Compson escreveu:Contabilidade de empresa pública é um ninho de vespas... Vou formar minha opinião por aí, depois eu volto...
Não falei? Na verdade, o buraco é mais embaixo...
Quando notei que a notícia era antiga (março), achei estranho o governo não ter feito estardalhaço e fui pesquisar melhor... A idéia geral do meu post anterior é válida, mas os procedimentos contábeis são diferentes do que eu imaginava. Vejam:
Vamos supor que o Tesouro vá fazer um aporte de 10 bilhões no BNDES.

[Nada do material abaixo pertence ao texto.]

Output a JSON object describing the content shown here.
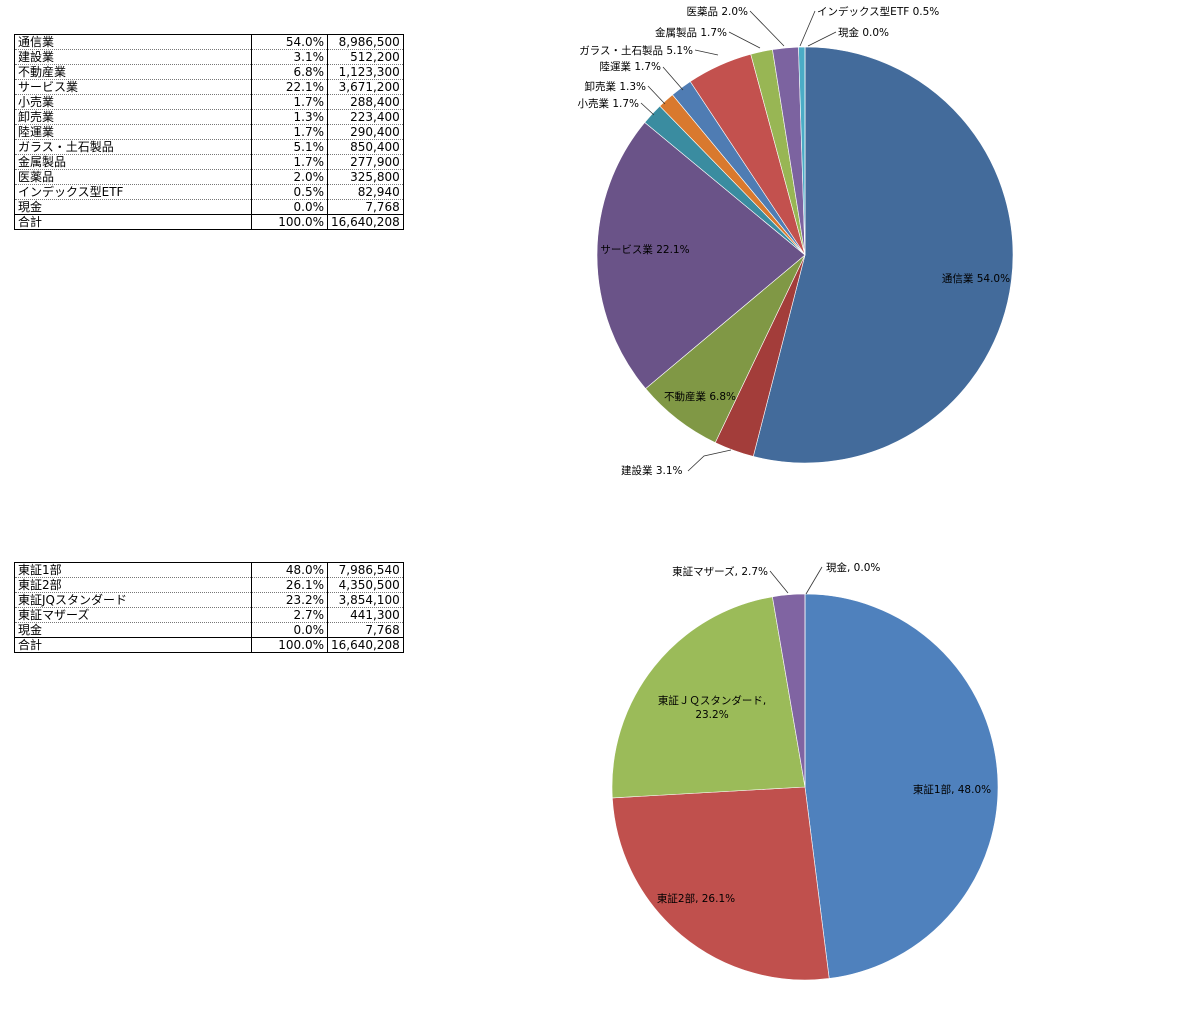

Nesse caso, o Tesouro confere ao BNDES títulos no valor de 10 bilhões atualizados pela Selic (ou uma taxa próxima) e o BNDES emite ao Tesouro títulos no valor de 10 bilhões atualizados pela taxa de juros de longo prazo (TJLP), que está em 6%. Ou seja: o BNDES paga 6% de juros ao Tesouro e o Tesouro paga 12% de juros ao BNDES.
Quando o BNDES acerta um empréstimo com um “cliente” privado, ele vende os títulos do Tesouro no mercado secundário e confere o crédito.
Porém, enquanto não fizer o empréstimo, o BNDES fica com o título do Tesouro e lucra com o diferencial de juros. Por exemplo, vamos supor que o BNDES fique um ano com o título: ele vai pagar 600 milhões de juros ao Tesouro (TJLP) e vai receber 1,2 bi do Tesouro (Selic), perfazendo um lucro de 600 milhões, que é apenas uma arbitragem! Depois, o BNDES paga esse valor de volta esse valor ao Tesouro como lucro no final do exercício.
Mas por que diabos o Tesouro aceita esse procedimento, já que se trata apenas de uma passagem de dinheiro pelo banco?
Todos sabemos que, por obrigação legal, o Ministro da Fazenda tem de apresentar no final de cada ano um superávit primário determinado pelo Congresso (ou pelo CMN, não lembro)... Se ele não fizer isso, pode vir a ser acionado pelo Ministério Público, além de ficar com fama de incompetente.
Pois bem, o resultado primário é a soma de todas as receitas e despesas do governo federal,
excluídos os pagamentos de dívida e juros.
Quando paga os juros ao BNDES, o Tesouro não contabiliza esse pagamento como despesa (no exemplo, -1,2 bi) no resultado primário. Mas ao receber o mesmo dinheiro como lucro do BNDES, esse valor (+600 bi) é contabilizado como receita primária.
Ou seja: o “lucro” do BNDES é apenas uma maneira (intelectualmente desonesta) de
transformar pagamento de juros em receita primária, aumentando artificialmente o superávit.